Medicaid patients often prescribed unnecessary antimicrobials
Researchers reported that slightly more than half of adult Medicaid patients with acute respiratory tract infections were prescribed antimicrobial drugs in 2007, although antimicrobials are not recommended in these cases.
“Unnecessary [antibiotic] use contributes to emergence of antimicrobial drug-resistant bacteria, an emerging public health crisis that contributes to greater rates of illness and death and economic costs as high as $4 billion per year,” the researchers wrote.
In the study, the researchers culled data from the 2007 Medicaid Analytic Extract files to identify patients aged 21 years and older across 40 states who were diagnosed with acute respiratory tract infections (ARIs) from Jan. 1 to Dec. 24, 2007.
ARIs were defined as colds, acute upper respiratory infections (URIs) at multiple locations or acute bronchitis.

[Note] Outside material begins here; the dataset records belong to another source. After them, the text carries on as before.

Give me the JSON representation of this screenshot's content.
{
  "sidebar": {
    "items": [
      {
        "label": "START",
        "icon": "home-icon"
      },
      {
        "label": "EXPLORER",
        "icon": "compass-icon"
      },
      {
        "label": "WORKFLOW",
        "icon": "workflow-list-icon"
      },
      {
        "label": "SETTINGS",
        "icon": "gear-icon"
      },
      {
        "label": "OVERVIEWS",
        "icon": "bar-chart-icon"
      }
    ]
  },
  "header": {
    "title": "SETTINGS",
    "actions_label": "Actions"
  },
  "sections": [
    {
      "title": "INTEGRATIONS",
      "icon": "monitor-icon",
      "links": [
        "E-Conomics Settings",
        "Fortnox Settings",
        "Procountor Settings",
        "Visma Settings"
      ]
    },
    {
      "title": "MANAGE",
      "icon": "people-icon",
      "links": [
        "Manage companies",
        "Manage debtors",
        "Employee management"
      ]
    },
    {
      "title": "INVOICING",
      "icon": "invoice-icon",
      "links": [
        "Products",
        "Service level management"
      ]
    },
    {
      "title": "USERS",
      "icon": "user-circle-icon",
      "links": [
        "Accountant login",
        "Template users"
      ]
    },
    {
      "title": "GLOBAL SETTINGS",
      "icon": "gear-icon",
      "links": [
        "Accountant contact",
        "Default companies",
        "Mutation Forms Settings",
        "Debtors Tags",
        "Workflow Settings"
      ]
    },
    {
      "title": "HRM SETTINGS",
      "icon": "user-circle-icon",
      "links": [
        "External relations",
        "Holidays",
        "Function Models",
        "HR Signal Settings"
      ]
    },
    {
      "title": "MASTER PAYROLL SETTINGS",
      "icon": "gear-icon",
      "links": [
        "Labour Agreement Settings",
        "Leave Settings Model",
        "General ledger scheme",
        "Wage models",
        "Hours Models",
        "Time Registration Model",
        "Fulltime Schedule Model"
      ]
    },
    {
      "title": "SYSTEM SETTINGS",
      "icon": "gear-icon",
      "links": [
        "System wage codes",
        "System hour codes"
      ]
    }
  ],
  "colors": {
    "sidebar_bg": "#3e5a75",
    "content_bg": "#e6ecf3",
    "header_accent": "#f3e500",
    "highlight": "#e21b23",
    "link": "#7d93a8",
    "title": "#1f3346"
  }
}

The study’s main outcome variable was the existence or lack of a claim for an antimicrobial drug prescription resulting from the patient’s diagnosis. Antimicrobials were defined as drugs in the following classes: cephalosporins, penicillins, sulfonamides, macrolides (including azalides) lincosamides, tetracyclines and quinolones. Because Medicaid drug claims do not specify a diagnosis that is linked to a specific prescription, the researchers presumed the drug was prescribed for an ARI if it was filled on the same date or within 4 days of when the patient presented with an ARI.
The investigators used logistic regression analyses, adjusting for state-level clustering, to determine factors related to antimicrobial drug prescriptions for ARI doctor visits. Among the covariates were patient age, sex, race and Prescription Drug Hierarchical Coexisting Condition score, and county-level covariates.
The researchers found that in 2007, 194,874 adults receiving Medicaid had at least one doctor visit in which ARI was diagnosed in the absence of other associated secondary diagnoses for which treatment with antimicrobials would have been appropriate. Subsequent to this visit, approximately 52% of patients filled an antimicrobial drug prescription. Macrolides were the antimicrobial medication most commonly prescribed (27.8%), followed by penicillins (12.3%).
The likelihood of filling antimicrobial drug prescriptions for an ARI were significantly lower in older adults, men and non-white patients. Those with acute bronchitis were considerably more likely to fill their prescriptions than those with a cold or URI (69% vs. 40%; OR=3.32; 95% CI, 2.78-3.95). Patients who lived in counties with the highest concentration of primary care physicians were less likely to fill an antimicrobial drug prescription than patients who lived in a county with the fewest physicians (48.2% vs. 56.8%; OR=0.76, 95% CI, 0.66-0.88). The odds of filling antimicrobial prescriptions were lower for patients in states that were involved in the CDC’s Get Smart campaign from 2002 to 2006 (n=33) than for those in non-participating states (50.7% vs. 57.7%; OR=0.74, 95% CI, 0.62-0.88).
“In 2007, more than half of Medicaid patients filled a prescription for antimicrobial drugs for an ARI, despite essentially no evidence of efficacy for this use,” the researchers wrote. “The substantially higher use of antimicrobial drugs for acute bronchitis than for colds or other URIs raises the need for effective interventions to further support physician decision making. Examples of such interventions include active clinician education strategies, which are more effective than passive education strategies.”
Disclosure: The researchers report no relevant financial disclosures.